E Giuseppe Ungaretti?

«Un uomo straordinario, prima che un grande poeta. Ricordo ancora il nostro incontro. Lui era già il grande vecchio, io un giovane in cerca della propria strada. Eppure si fermò a parlare con me, mi chiese cosa stessi scrivendo. Lui a me, pazzesco! Nel ricordo, mi illudo che quel dialogo fosse durato ore. Anche se in realtà si è prolungato solo per pochi minuti».
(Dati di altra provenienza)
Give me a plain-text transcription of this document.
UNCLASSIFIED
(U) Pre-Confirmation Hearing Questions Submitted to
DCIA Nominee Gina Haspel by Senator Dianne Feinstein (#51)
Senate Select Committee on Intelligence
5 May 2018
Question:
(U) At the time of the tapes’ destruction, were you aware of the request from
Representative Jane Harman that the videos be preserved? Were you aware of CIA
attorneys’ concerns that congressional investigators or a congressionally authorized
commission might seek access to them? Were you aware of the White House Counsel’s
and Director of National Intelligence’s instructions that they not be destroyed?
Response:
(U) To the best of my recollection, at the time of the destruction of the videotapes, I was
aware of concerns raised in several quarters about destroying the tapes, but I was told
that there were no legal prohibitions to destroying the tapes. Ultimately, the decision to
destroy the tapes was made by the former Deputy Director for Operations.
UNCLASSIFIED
Mai incontrato Pier Paolo Pasolini?

«Purtroppo no. Però il suo lavoro, il coraggio, l’impegno, le poesie, il cinema e tutto il resto, li ho sentiti vicinissimi. Credo che “Le ceneri di Gramsci” sia un libro davvero importante. E non solo quello».

Lei, uomo schivo, poeta appartato, per tanti anni è dovuto stare in palcoscenico...

«Sì, sono stato per anni il direttore dello Stabile Sloveno. Dando, così, soddisfazioone al mio grande amore per il teatro. Ma questo non ha cambiato di una virgola il mio essere un uomo di paese, nato a Santa Croce, vissuto lontano dal clamore della vita. Gli impegni professionali non possono cambiarci veramente».

Per tutta la vita si è aggrappato alla lingua materna, lo sloveno. Perché

«Non volevo tradire quel ragazzo a cui avevano storpiato nome e cognome. Quel me stesso costretto a rinnegare le proprie origini. Strada facendo, quando sono andato a Lubiana per laurearmi in Letterature comparate e teoria letteraria, mi sono accorto che lo sloveno non lo sapevo parlare bene. E tantomeno scrivere. Dovevo impegnarmi per riuscire a impossessarmi della lingua degli avi».

A adesso, qual è il ruolo della minoranza slovena a Trieste.

«Io credo che, oggi, a essere davvero minoranza a Trieste non sono gli sloveni. Ma quelli che guardano al futuro. Tra cui, ovviamente, ci sono anche un po’ di sloveni».